Today CFD is an important tool for engineers in the automotive industry who model and simulate fluid flow. For the complex field of Underhood Thermal Management, CFD has become a very important tool to engineer the cooling airflow process in the engine bay of vehicles.
To model the cooling airflow process accurately in CFD, it is of utmost importance to model all components in the cooling airflow path accurately. These components are the heat exchangers, fan and engine bay blockage effect.

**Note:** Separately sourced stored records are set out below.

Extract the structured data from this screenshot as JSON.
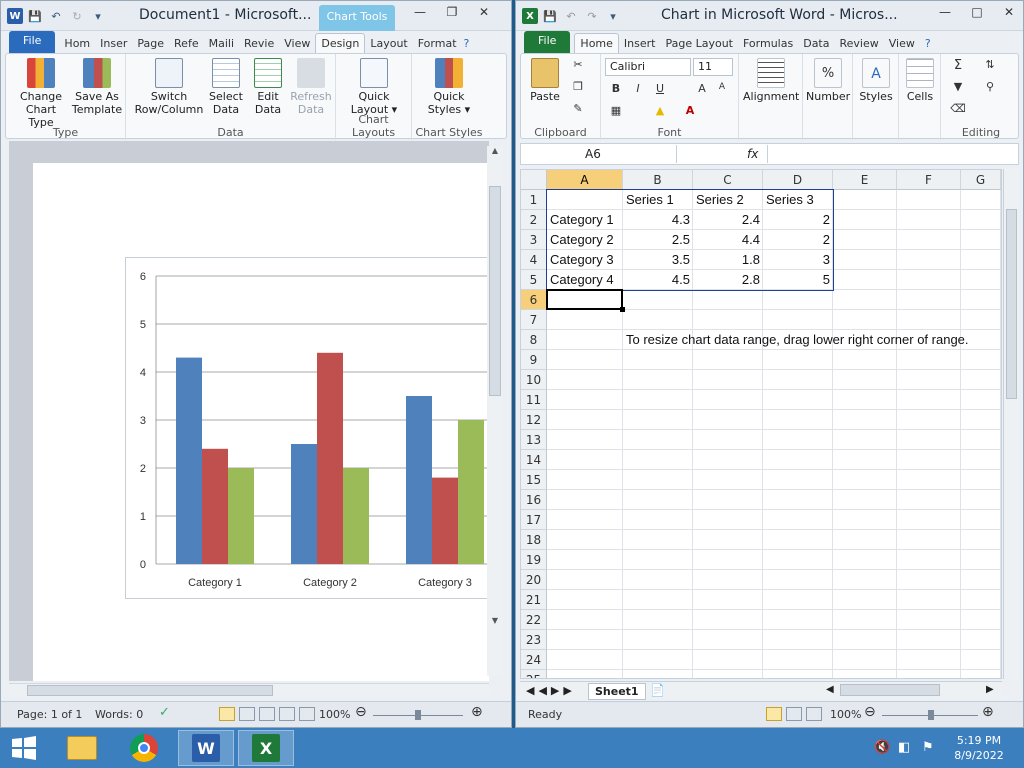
{
  "word": {
    "title": "Document1 - Microsoft...",
    "context_tab": "Chart Tools",
    "tabs": [
      "File",
      "Hom",
      "Inser",
      "Page",
      "Refe",
      "Maili",
      "Revie",
      "View",
      "Design",
      "Layout",
      "Format"
    ],
    "ribbon": {
      "groups": [
        "Type",
        "Data",
        "Chart Layouts",
        "Chart Styles"
      ],
      "buttons": {
        "change_chart_type": "Change\nChart Type",
        "save_as_template": "Save As\nTemplate",
        "switch_row_col": "Switch\nRow/Column",
        "select_data": "Select\nData",
        "edit_data": "Edit\nData",
        "refresh_data": "Refresh\nData",
        "quick_layout": "Quick\nLayout ▾",
        "quick_styles": "Quick\nStyles ▾"
      }
    },
    "status": {
      "page": "Page: 1 of 1",
      "words": "Words: 0",
      "zoom": "100%"
    }
  },
  "chart_data": {
    "type": "bar",
    "categories": [
      "Category 1",
      "Category 2",
      "Category 3",
      "Category 4"
    ],
    "series": [
      {
        "name": "Series 1",
        "values": [
          4.3,
          2.5,
          3.5,
          4.5
        ],
        "color": "#4f81bd"
      },
      {
        "name": "Series 2",
        "values": [
          2.4,
          4.4,
          1.8,
          2.8
        ],
        "color": "#c0504d"
      },
      {
        "name": "Series 3",
        "values": [
          2,
          2,
          3,
          5
        ],
        "color": "#9bbb59"
      }
    ],
    "ylim": [
      0,
      6
    ],
    "yticks": [
      "0",
      "1",
      "2",
      "3",
      "4",
      "5",
      "6"
    ],
    "grid": true,
    "visible_categories": 3
  },
  "excel": {
    "title": "Chart in Microsoft Word - Micros...",
    "tabs": [
      "File",
      "Home",
      "Insert",
      "Page Layout",
      "Formulas",
      "Data",
      "Review",
      "View"
    ],
    "font": {
      "name": "Calibri",
      "size": "11"
    },
    "ribbon_groups": [
      "Clipboard",
      "Font",
      "Alignment",
      "Number",
      "Styles",
      "Cells",
      "Editing"
    ],
    "paste_label": "Paste",
    "alignment_label": "Alignment",
    "number_label": "Number",
    "styles_label": "Styles",
    "cells_label": "Cells",
    "namebox": "A6",
    "fx": "fx",
    "columns": [
      "A",
      "B",
      "C",
      "D",
      "E",
      "F",
      "G"
    ],
    "rows": [
      "1",
      "2",
      "3",
      "4",
      "5",
      "6",
      "7",
      "8",
      "9",
      "10",
      "11",
      "12",
      "13",
      "14",
      "15",
      "16",
      "17",
      "18",
      "19",
      "20",
      "21",
      "22",
      "23",
      "24",
      "25"
    ],
    "headers": [
      "Series 1",
      "Series 2",
      "Series 3"
    ],
    "data": [
      {
        "label": "Category 1",
        "v1": "4.3",
        "v2": "2.4",
        "v3": "2"
      },
      {
        "label": "Category 2",
        "v1": "2.5",
        "v2": "4.4",
        "v3": "2"
      },
      {
        "label": "Category 3",
        "v1": "3.5",
        "v2": "1.8",
        "v3": "3"
      },
      {
        "label": "Category 4",
        "v1": "4.5",
        "v2": "2.8",
        "v3": "5"
      }
    ],
    "note": "To resize chart data range, drag lower right corner of range.",
    "sheet_tab": "Sheet1",
    "status": {
      "ready": "Ready",
      "zoom": "100%"
    }
  },
  "taskbar": {
    "time": "5:19 PM",
    "date": "8/9/2022"
  }
}
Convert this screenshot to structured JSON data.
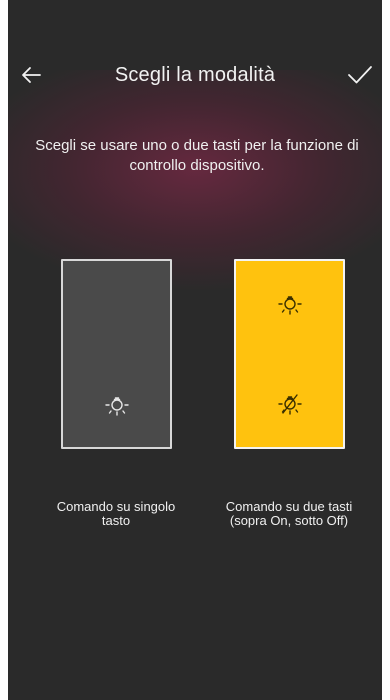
{
  "header": {
    "title": "Scegli la modalità",
    "back_icon": "arrow-left-icon",
    "confirm_icon": "checkmark-icon"
  },
  "description": "Scegli se usare uno o due tasti per la funzione di controllo dispositivo.",
  "options": [
    {
      "label": "Comando su singolo tasto",
      "selected": false,
      "icons": [
        "light-bulb-icon"
      ],
      "tile_color": "#4a4a4a"
    },
    {
      "label": "Comando su due tasti (sopra On, sotto Off)",
      "selected": true,
      "icons": [
        "light-bulb-on-icon",
        "light-bulb-off-icon"
      ],
      "tile_color": "#ffc20e"
    }
  ],
  "colors": {
    "background": "#2a2a2a",
    "accent": "#ffc20e",
    "glow": "#962850"
  }
}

This paper presents CFD simulations together with correlating measurements of a cooling airflow system placed in a test rig. The system contains a heavy duty truck louvered fin radiator core, fan shroud, fan ring and fan. Behind the cooling module and fan, a 1D engine silhouette is placed to mimic the blockage done by a truck engine. Furthermore, a simple hood is mounted over the module to mimic the guiding of air done by the hood shape in an engine bay.
Pressure and flow measurements are monitored over the entire system. Local velocity measurements are done using a set of 48 velocity probes mounted on the radiator. The simulations of this system are correlated to these measurements.
Furthermore to support these simulations, specific simulations and measurements are conducted using the radiator only and the fan only. This is done to see how well each separate component is predicted in CFD and correlated back to the measurements.
This work is the continuation of work presented in [5] and it was identified in this paper that one can simulate the cooling airflow system rather well with steady state CFD. However, fan modeling is sensitive to specific cases, and care must be taken to ensure the accuracy of these simulations.